SteamHide Malware Description
SteamHide is a malware discovered by the researcher @miltinhoc. Currently, this powerful threat lacks functionality but there are signs that it is under active development and could soon be unleashed in the wild. Once established onto the targeted system, SteamHide first performs a check for VMWare and VBox by querying Win32_DiskDrive and terminates itself if needed. Afterward, the malware checks for administrator rights and tries to escalate its privileges through cmstp.exe. A persistence mechanism is established via a Registry key injected in the \Software\Microsoft\Windows\CurrentVersion\Run\BroMal registry.
Although SteamHide is incapable of harmful actions, it contains certain code segments that could be activated in the future. For example, the threat scans for Teams installations by trying to determine if SquirrelTemp\SquirrelSetup.log exists on the system. This method could possibly be expanded to scan for installed applications that could then be exploited.
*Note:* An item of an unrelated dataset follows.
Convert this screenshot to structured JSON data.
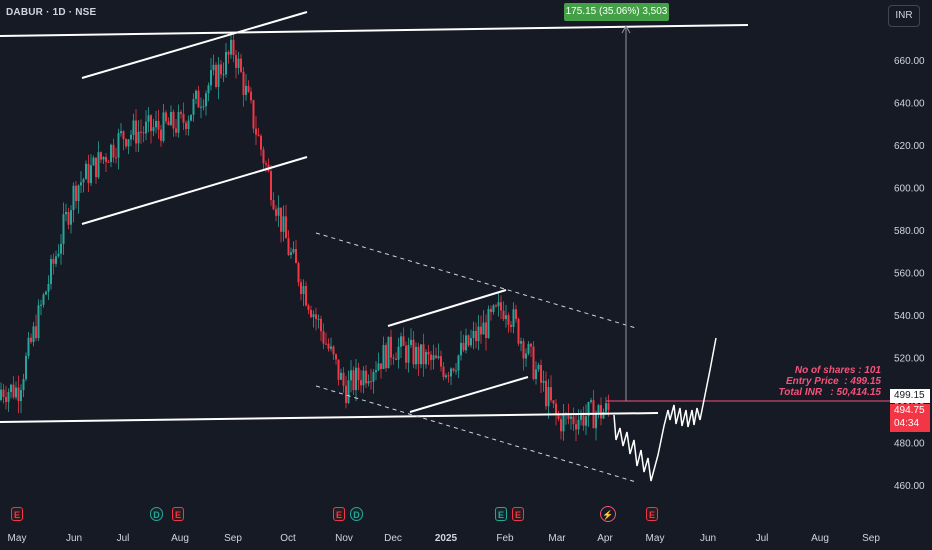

A peculiar SteamHide method allows the threat to send Twitter requests, a functionality that could easily be escalated and turned into a Twitter bot or expanded so that the threat could receive commands via Twitter.
Novel Distribution Mechanism
The SteamHide name describes the most distinguishing aspect of the malware - it abuses the Steam digital distribution platform to deliver payloads and to update itself. More specifically, the unsafe payloads are injected into the metadata of images used as Steam profile pictures. Hiding malware in this manner is certainly not something new but the specific using a gaming platform such as Steam is something unprecedented.
It should be noted that the malware doesn't require Steam to be installed on the targeted system. The gaming platform is merely used as storage hosting the payloads. The image itself is also completely inactive and incapable of performing any harmful actions. Instead, the delivery of the threats is delegated to an external component that accesses the weaponized Steam profile picture and then extracts, unpacks, and executes the hidden payload. The external threat could be dropped onto the targeted devices through the usual malware distribution channels such as phishing emails, compromised domains, etc.